OT Michael Zimmermann – nur teilweise emanzipatorisch
Da gibt es auch ein Element der Emanzipation, plötzlich haben diese Frauen vom Lande, die nach Paris drängten, dort kleine Arbeiten hatten, man nannte die Midinette, weil sie ihr Pausenbrot zu Mittag, a midi, auf den öffentlichen Banken verzehrten, diese Frauen konnten modisch sein, sie konnten sich entweder diese Prêt-à-porter-Mode leisten oder sie konnten sie nachnähen, da gab es ab den 1850er Jahren Zeitschriften mit Schnittmustern, das war ein Schritt zu einer gewissen Emanzipation…
ERZ.IN
Renoir hatte in dieser Zeit laufend Geldsorgen, seine Ersparnisse waren längst aufgebraucht. Doch er malte kein einziges Bild, in dem die Armut auch nur ansatzweise spürbar wäre: kein schlechtes Wetter, keine frierenden Menschen, keine Bettler, keine Traurigkeit, nichts Negatives, nirgends.
ERZ.IN
Es gab nur einen einzigen Kunsthändler, der damals den Mut hatte, die Bilder der Impressionisten in seiner Galerie zu zeigen. Der „Figaro“ schrieb darüber:
Musik über Zitator („Tarantella“)
ZITATOR Albert Wolff (in „Le Figaro“ 1876, über Ausstellung bei Durand-Ruel)
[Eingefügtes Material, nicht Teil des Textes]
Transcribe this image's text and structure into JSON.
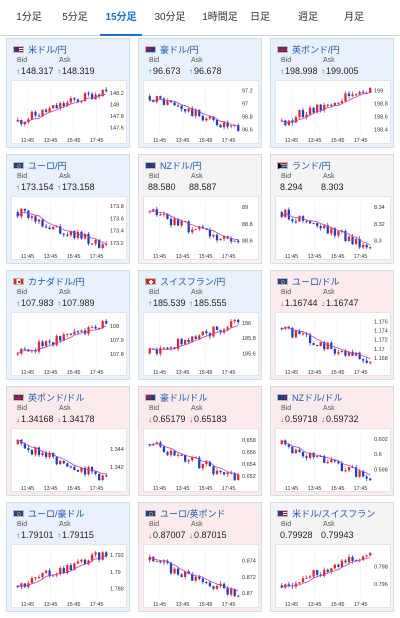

Diese sogenannten Künstler… nehmen Leinwand, Farbe und Pinsel, werfen auf gut Glück ein paar Kleckse hin und signieren das Ganze; genauso wie die verwirrten Gemüter in der Irrenanstalt Ville-Evrard Kiesel aufsammeln in dem Glauben, sie hätten Diamanten gefunden. (…) Mach einer doch Monsieur Renoir klar, dass der Körper einer Frau kein verwesender Fleischhaufen mit grünlich-violetten Flecken darauf ist, die bei einer Leiche den Zustand völliger Auflösung bezeichnen!
ERZ.IN
Da auch ihr wohlgesonnener Galerist wirtschaftlich an seine Grenzen kam, organisierten Renoir und Claude Monet, zusammen mit Alfred Sisley, Edgar Degas, Camille Pissarro und einigen weiteren Freunden 1874 eine eigene Ausstellung. Eines der ausgestellten Bilder von Monet zeigte einen Hafen im Morgennebel. Am Horizont liegen Schiffe vor Anker, vorne sind ein paar Fischerboote zu erkennen. Im Hintergrund durchbricht das Rot der aufgehenden Sonne das Graublau des Bildes. Wegen seiner Skizzenhaftigkeit geriet gerade dieses Bild in den Fokus der Kritiker. Viele behaupteten, sie könnten gar nicht erkennen, was dargestellt sei.
Musik über Zitator („3. Satz Grand Concerto G-Dur“)
ZITATOR Louis Leroy 25.4.1874 in „Le Charivari“
Eine Tapete in ihrem embryonalen Zustand ist ausgearbeiteter als dieses Seestück!
ERZ.IN
Monet hatte das Bild „Impression – Soleil levant“, Sonnenaufgang, genannt. Nach dem Titel dieses Bildes wurde die Gruppe von einem Kritiker „Impressionisten“ genannt. Es dauerte nicht lang und die Freunde nutzten diesen eigentlich als Spottnamen gemeinten Namen auch selbst. Denn es stimmte ja: Sie wollten eine Landschaft oder Szenerie nicht hyperrealistisch und exakt wiedergeben, sondern den Eindruck, die Impression, die das Motiv in ihnen hervorgerufenen hatte.
Renoir malte die Wirklichkeit zwar so, wie er sie sah, aber seine Malerei erfasste dabei nicht die volle gesellschaftliche Wahrheit.
SPRECHER Auguste Renoir – Bild
In Gesprächen mit seinem Kunsthändler äußerte Auguste Renoir: Es gebe genug unerfreuliche Dinge auf der Welt, als dass man noch weitere fabrizieren müsse. Hübsch, erfreulich und liebenswert – so sollen für ihn Bilder sein.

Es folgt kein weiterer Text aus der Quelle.